Murri Court is a network of Queensland Courts operating at the Magistrate level which specialise in hearing criminal matters pertaining to Aboriginal and/or Torres Strait Islander people. This review provides a mainly qualitative sociological approach to receive and analyse stories and perspectives from those who work in or have otherwise experienced Murri Court. 

Key Findings/Recommendations:

  • At a structural level, Murri Court has been shown to be effective in creating a court  process that is less intimidating, more approachable and accessible to Aboriginal and/or Torres Strait Islander people. This is not only because it discards many of the complexities and traditions customary to the ‘theatre’ of the traditional Magistrate Court, but also because of the intentional efforts to interact with Aboriginal and/or Torres Strait Islander people in a respectful and culturally sensitive manner.
  • There were mixed beliefs across community as to whether support services were readily available to defendants. Whilst at some sites the support services were within close distance to the Murri Court, and some services provided transport or alternative means of receiving care (i.e. telephone counselling) this was not experienced for all sites. Regional or remote sites, or persons from such regions, were unable to access the services they required. Where support services were accessible to defendants this benefitted the Murri Court and its operations.
  • The role of Elders and Respected Persons within Murri Court cannot be underestimated nor overlooked. Indeed, the primary data for this evaluation show repeatedly that they are fundamental to the success of Murri Court. They bring safety, security and authority to Murri Court in the eyes of Aboriginal and/or Torres Strait Islander people.

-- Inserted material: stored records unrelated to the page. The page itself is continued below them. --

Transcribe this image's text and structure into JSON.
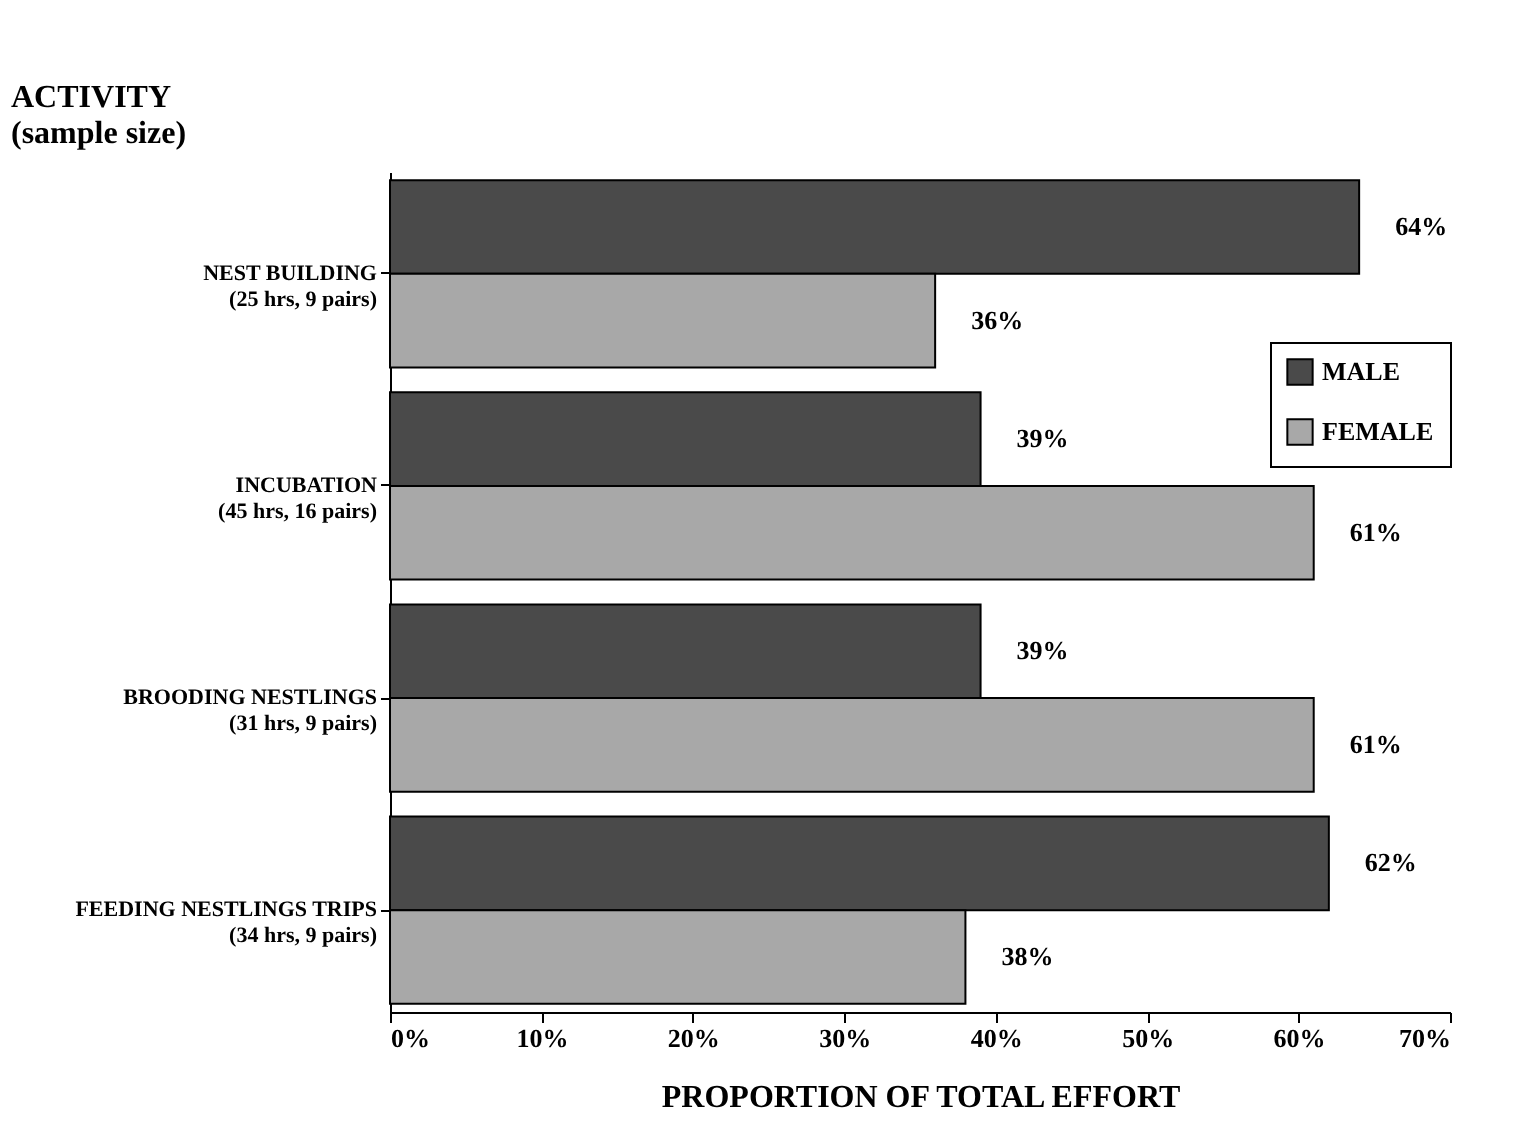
{
  "chart_data": {
    "type": "bar",
    "orientation": "horizontal",
    "ylabel": "ACTIVITY\n(sample size)",
    "xlabel": "PROPORTION OF TOTAL EFFORT",
    "categories": [
      "NEST BUILDING\n(25 hrs, 9 pairs)",
      "INCUBATION\n(45 hrs, 16 pairs)",
      "BROODING NESTLINGS\n(31 hrs, 9 pairs)",
      "FEEDING NESTLINGS TRIPS\n(34 hrs, 9 pairs)"
    ],
    "series": [
      {
        "name": "MALE",
        "color": "#4a4a4a",
        "values": [
          64,
          39,
          39,
          62
        ],
        "value_labels": [
          "64%",
          "39%",
          "39%",
          "62%"
        ]
      },
      {
        "name": "FEMALE",
        "color": "#a8a8a8",
        "values": [
          36,
          61,
          61,
          38
        ],
        "value_labels": [
          "36%",
          "61%",
          "61%",
          "38%"
        ]
      }
    ],
    "xlim": [
      0,
      70
    ],
    "xticks": [
      {
        "value": 0,
        "label": "0%"
      },
      {
        "value": 10,
        "label": "10%"
      },
      {
        "value": 20,
        "label": "20%"
      },
      {
        "value": 30,
        "label": "30%"
      },
      {
        "value": 40,
        "label": "40%"
      },
      {
        "value": 50,
        "label": "50%"
      },
      {
        "value": 60,
        "label": "60%"
      },
      {
        "value": 70,
        "label": "70%"
      }
    ],
    "legend": "top right",
    "grid": false
  }
}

  • It is not uncommon for Aboriginal and/or Torres Strait Islander people to breach bail. This is not always a sign of lack of respect for the law but can instead be due to, for instance, an inability to access transport or to a conflict between the bail conditions and a person’s obligation to culture, community and family. It is recommended that  additional funding should be provided to Community Justice Groups (CJGs) to fund Indigenous bail support programs attached to Murri Court to increase successful adherence to bail conditions.